[R] subscripts in lists

Tue Aug 12 01:01:50 CEST 2003

I suggested
	    sapply(1:length(lis), function (i) {v <- lis[[i]]; v[which(v=="next")+1]})

Of course that was really dumb.  It can be simplified, because the index i
is only used to select a list element, which sapply() wants to do for me
anyway.  It should be

    sapply(lis, function(v) v[which(v=="next")+1])

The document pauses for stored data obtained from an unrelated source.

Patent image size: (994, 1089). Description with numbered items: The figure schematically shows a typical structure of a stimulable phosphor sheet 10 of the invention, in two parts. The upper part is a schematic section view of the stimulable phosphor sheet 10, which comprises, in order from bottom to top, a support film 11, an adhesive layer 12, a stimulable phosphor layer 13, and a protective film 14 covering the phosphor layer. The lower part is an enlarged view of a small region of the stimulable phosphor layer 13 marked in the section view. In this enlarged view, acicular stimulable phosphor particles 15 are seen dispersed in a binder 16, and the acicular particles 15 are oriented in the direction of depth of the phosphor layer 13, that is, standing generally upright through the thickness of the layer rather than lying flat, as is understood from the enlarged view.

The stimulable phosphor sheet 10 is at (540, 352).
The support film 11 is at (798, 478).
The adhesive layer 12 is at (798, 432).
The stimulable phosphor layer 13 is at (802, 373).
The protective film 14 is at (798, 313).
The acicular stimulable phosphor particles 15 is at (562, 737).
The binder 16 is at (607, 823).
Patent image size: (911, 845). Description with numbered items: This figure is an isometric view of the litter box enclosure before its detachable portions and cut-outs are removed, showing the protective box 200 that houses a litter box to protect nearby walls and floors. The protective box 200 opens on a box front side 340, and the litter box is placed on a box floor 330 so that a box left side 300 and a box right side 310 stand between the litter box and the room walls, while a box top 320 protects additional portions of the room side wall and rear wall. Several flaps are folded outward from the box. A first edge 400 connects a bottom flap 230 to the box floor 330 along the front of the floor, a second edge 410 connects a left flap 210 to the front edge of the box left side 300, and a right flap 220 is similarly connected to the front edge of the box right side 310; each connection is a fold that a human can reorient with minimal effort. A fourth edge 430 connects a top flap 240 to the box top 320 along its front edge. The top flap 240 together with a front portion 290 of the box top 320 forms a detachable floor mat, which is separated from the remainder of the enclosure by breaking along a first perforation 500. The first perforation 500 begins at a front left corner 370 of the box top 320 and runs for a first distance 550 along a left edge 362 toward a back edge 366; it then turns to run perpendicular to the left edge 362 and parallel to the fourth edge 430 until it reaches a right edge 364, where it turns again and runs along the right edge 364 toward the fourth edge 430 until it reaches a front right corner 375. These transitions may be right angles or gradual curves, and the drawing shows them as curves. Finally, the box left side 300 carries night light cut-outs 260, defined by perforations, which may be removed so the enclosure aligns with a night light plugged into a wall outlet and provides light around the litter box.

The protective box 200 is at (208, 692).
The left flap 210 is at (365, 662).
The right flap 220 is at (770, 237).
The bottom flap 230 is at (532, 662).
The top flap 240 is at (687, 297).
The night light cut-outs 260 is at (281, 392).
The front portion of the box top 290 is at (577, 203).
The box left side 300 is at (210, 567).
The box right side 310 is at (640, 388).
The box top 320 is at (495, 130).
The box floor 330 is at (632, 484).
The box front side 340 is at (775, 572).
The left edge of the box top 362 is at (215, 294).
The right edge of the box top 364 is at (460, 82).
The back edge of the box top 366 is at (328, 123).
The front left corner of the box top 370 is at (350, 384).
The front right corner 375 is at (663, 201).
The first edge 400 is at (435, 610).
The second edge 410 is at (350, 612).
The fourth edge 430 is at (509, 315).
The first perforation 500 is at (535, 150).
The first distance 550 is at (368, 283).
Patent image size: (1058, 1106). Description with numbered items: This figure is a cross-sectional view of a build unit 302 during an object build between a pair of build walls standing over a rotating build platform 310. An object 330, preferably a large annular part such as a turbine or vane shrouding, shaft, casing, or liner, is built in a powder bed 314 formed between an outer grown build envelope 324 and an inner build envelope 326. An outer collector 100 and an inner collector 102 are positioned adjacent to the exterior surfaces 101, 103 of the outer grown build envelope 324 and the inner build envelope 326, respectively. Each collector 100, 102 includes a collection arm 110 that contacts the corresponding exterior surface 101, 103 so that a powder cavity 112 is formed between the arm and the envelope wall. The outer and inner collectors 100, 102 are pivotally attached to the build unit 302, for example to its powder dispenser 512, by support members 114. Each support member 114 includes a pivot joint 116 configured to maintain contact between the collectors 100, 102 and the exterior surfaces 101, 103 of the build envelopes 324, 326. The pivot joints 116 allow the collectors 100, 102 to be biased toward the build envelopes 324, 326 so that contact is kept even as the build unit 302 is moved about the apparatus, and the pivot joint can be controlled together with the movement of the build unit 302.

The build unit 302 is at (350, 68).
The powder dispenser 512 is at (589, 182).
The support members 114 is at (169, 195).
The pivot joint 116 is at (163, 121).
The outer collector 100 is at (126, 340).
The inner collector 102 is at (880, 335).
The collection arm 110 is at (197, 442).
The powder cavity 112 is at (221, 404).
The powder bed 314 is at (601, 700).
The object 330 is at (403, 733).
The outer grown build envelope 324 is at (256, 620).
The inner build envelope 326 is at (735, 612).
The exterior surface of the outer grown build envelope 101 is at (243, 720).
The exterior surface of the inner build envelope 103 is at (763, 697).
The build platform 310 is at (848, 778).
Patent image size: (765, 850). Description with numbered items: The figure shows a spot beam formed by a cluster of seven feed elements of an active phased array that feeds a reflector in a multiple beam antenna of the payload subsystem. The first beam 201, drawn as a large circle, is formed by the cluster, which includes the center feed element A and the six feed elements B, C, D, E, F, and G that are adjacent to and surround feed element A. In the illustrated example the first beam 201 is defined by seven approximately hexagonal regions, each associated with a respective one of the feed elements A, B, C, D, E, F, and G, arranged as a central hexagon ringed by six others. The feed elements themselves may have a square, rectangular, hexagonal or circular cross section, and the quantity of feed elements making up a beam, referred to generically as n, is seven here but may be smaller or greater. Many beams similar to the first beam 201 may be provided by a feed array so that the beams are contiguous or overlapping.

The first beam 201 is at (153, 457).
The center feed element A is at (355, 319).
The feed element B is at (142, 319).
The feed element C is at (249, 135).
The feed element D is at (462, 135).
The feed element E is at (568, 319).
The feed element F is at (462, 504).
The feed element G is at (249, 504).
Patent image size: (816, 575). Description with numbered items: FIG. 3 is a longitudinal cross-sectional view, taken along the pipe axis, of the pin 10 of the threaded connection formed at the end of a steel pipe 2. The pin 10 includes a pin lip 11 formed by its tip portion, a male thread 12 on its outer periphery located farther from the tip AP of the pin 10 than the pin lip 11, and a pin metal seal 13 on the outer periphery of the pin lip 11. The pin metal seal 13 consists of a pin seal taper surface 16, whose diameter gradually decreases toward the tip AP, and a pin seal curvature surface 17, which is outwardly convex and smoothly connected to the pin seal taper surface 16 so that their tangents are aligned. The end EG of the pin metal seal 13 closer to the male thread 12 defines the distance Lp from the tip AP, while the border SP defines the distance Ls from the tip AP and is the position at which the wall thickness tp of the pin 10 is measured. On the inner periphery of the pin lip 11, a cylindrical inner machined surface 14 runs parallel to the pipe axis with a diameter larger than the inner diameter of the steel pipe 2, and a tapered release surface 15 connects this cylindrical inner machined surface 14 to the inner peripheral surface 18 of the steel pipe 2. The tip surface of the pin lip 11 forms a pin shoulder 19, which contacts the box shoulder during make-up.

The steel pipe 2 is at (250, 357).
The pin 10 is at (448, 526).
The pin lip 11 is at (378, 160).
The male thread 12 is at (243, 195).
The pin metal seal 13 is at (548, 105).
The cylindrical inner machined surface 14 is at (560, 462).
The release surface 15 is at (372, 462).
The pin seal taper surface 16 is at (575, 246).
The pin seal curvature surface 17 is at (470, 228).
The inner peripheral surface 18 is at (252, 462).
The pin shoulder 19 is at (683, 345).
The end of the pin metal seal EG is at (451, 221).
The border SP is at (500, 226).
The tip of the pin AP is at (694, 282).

Perhaps the interesting thing is how one gets there.
- The result should be a character vector, not a list, so use sapply()
- The index of a list element does not enter into the calculation of
  the result, so use sapply(a.list, function (an.element) some.calculation)
- For list element, we want to find where something occurs, so use
  which(the.element == the.value.we.want.to.find)
- We want the element after that, so the.element[..... + 1]
and the code (NOT the code I first thought of) practically writes itself.

If I had used backwards reasoning like this, I'd have got there first thing;
what led me to produce an inferior version was using forwards reasoning,
and I *know* better than to do that.  *Sigh.*

The other approach is not to focus on the list structure at all,
but to flatten it into a single sequence:

    {u <- unlist(lis); u[which(u=="next")+1]}

Of course, if some list element should not contain "next" exactly once,
these two versions would give different results.

We can also expect some kind of performance difference.  My expectation
was that as the "unlist" version has to build a data structure (the
flattened list) which is not part of the result, the "unlist" version
would be inferior.  But one must not trust to intuition; this is an
empirical question deserving an empirical answer.  I did this:

lis <- list(c("a","b","next","want1","c"), c("d","next","want2","a"))
f1 <- function(lis) sapply(lis, function(v) v[which(v=="next")+1])
f2 <- function(lis) {lis<-unlist(lis); lis[which(lis=="next")+1]}

system.time(for(i in 1:10000) f1(lis))
[1] 22.03  7.56 30.97  0.00  0.00
system.time(for(i in 1:10000) f2(lis))
[1] 5.38 1.65 7.44 0.00 0.00

Hmm, unlist is about 4 times faster.  Is that still true with
bigger lists?
lis <- list(lis[[1]],lis[[2]],lis[[1]],lis[[2]],lis[[1]],lis[[2]],
            lis[[1]],lis[[2]],lis[[1]],lis[[2]],lis[[1]],lis[[2]])

system.time(for(i in 1:4000) f1(lis))
[1] 30.91  9.66 42.06  0.00  0.00
> system.time(for(i in 1:4000) f2(lis))
[1] 2.96 0.65 3.67 0.00 0.00

Yep, it holds up.

This is by no means an exhaustive study, but it certainly suggests that
the "unlist" version may be faster than the "sapply" version.

Here's why my intuition was wrong:  the "sapply" version calls a user-
defined function once for each element of the result, while the "unlist"
version uses nothing but built in operations.  Calling user-defined
functions is currently slow in R.